Although we don't believe in timing the market or panicking over daily movements, we do like to keep an eye on market changes -- just in case they're material to our investing thesis.
Quiet days often follow big news events, and this morning investors seemed content to take their big gains from yesterday's session following Janet Yellen's first testimony before Congress as head of the Federal Reserve. As of 11 a.m. EST, the Dow Jones Industrials (DJINDICES: ^DJI ) were down 29 points, giving up modest gains from earlier in the session but still holding onto most of the ground gained in yesterday's nearly 200-point rise. Caterpillar (NYSE: CAT ) led the Dow's gainers higher, while Procter & Gamble (NYSE: PG ) was one of the poorer performers in the average early in the trading day.
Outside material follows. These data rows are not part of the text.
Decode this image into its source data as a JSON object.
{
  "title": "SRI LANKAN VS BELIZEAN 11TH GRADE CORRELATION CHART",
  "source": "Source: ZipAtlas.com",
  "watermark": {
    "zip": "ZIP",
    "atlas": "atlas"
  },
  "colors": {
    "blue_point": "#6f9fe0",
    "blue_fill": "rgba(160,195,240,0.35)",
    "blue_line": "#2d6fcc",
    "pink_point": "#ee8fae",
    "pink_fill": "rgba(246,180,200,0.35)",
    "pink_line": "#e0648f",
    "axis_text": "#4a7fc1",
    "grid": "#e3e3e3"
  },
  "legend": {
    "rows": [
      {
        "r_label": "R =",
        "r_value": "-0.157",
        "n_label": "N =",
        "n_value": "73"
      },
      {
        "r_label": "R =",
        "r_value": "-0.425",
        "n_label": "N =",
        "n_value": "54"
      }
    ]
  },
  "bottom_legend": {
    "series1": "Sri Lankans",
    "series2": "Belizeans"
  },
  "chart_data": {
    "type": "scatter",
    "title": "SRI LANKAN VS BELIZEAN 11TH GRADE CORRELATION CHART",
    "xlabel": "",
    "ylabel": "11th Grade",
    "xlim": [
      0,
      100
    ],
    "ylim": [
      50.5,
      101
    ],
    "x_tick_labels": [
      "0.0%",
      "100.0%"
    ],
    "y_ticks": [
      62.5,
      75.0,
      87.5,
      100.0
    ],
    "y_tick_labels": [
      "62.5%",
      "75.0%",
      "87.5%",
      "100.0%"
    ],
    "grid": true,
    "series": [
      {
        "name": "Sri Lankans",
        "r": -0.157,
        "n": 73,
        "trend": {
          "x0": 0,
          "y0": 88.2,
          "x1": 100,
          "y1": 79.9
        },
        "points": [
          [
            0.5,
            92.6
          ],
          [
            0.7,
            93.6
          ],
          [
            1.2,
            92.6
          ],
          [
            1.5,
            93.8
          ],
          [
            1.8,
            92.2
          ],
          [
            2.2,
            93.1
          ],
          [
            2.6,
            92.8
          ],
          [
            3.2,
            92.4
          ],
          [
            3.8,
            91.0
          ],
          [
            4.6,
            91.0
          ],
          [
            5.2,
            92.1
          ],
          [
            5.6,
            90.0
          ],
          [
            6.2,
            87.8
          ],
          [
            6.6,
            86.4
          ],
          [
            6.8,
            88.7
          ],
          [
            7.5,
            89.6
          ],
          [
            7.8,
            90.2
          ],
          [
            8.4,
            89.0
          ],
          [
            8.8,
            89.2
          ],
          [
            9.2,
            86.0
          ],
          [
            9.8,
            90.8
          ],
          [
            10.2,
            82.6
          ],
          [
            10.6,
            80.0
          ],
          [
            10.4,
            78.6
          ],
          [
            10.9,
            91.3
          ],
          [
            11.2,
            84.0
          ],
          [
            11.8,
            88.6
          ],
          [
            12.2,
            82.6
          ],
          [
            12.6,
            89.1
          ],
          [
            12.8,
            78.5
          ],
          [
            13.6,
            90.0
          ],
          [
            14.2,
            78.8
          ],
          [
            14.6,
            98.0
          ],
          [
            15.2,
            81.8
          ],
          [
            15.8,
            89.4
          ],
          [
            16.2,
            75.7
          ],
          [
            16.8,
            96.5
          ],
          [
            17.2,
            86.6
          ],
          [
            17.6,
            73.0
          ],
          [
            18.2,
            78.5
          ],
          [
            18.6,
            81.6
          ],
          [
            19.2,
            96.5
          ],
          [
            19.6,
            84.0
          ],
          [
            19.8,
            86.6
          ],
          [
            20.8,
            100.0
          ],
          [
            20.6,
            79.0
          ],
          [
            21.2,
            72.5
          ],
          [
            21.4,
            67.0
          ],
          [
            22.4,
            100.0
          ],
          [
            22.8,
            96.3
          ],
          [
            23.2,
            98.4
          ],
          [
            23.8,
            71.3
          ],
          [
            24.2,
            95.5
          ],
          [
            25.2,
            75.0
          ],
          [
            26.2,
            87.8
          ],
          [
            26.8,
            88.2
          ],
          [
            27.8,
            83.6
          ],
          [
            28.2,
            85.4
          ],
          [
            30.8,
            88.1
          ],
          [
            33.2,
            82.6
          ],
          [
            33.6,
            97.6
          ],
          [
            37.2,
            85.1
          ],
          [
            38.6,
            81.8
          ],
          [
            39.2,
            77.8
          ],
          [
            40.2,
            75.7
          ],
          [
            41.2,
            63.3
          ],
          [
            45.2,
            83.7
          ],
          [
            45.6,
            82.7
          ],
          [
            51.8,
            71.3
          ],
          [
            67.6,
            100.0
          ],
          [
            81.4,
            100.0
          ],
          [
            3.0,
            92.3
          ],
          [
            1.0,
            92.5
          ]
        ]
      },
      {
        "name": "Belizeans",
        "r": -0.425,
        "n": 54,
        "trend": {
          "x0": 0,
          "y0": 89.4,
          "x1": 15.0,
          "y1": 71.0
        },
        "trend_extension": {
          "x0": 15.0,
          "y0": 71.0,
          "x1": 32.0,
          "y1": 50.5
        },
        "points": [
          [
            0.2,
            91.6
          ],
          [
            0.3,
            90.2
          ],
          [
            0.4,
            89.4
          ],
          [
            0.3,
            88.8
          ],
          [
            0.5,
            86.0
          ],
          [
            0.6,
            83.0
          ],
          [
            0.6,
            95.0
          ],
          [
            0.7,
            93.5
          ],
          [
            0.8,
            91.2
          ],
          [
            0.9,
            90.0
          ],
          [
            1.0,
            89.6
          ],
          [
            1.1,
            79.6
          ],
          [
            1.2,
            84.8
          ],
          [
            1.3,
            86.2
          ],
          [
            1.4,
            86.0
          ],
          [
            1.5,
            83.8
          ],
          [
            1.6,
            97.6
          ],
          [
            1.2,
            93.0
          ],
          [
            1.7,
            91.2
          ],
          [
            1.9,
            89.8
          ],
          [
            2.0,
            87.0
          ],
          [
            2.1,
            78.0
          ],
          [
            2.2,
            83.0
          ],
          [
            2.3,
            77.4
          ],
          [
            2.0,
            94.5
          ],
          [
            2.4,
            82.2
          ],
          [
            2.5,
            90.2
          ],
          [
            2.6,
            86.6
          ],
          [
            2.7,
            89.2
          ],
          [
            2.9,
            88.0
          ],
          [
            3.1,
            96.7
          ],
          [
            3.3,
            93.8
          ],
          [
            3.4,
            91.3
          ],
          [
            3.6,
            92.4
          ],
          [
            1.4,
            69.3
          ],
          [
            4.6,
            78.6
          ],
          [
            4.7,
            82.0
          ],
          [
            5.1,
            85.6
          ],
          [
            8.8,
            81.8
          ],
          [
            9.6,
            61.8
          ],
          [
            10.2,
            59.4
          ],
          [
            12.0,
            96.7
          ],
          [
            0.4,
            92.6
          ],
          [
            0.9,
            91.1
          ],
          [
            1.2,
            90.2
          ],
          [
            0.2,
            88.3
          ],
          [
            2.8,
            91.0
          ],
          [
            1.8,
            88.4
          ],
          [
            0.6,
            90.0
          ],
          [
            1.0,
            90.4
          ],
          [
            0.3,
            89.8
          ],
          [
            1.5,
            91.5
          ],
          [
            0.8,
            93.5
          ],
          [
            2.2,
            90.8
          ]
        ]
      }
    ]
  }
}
Caterpillar's gain of more than 1% points to continued optimism that the global economy could finally be reaching firmer ground. In particular, Caterpillar's exposure to the mining industry has caused it substantial problems over the past year, as plunging prices for gold and other mined materials caused customers to spend less on heavy machinery and other capital equipment made by companies such as Caterpillar. Yet gold has surprised investors in 2014, as bullion prices have climbed by nearly $100 per ounce year to date. News of higher exports in China also led to greater enthusiasm about macroeconomic conditions worldwide. If those favorable trends continue, then Caterpillar could not only do better itself but also signal better times for other pure-industrial companies in the Dow Jones Industrials.
But things aren't all good in foreign markets. Procter & Gamble dropped almost 1.5% after reducing its guidance for 2014, blaming turmoil in several emerging-nation currency markets for a hit of between 2 and 3 percentage points to the company's all-in sales growth rate. The consumer goods giant also expects foreign exchange concerns to cause a 9 percentage point drop in earnings-per-share growth. Despite reaffirming currency-neutral expectations, P&G cited many different countries, including key emerging markets Brazil, Russia, and South Africa, as well as lower-profile markets such as Ukraine, Argentina, and Venezuela. Not all companies have as much emerging-market exposure as Procter & Gamble, but a strong dollar poses a threat to the entire Dow's earnings for 2014.
In assessing the sustainability of the Dow's recovery over the past week, it's important for investors to look closely at the stocks that have posted the strongest gains and see if they're able to build upward momentum. If recent gains give way to another corrective move, that would represent a shift in investor sentiment from the buy-the-dip mentality that has dominated the stock market for years.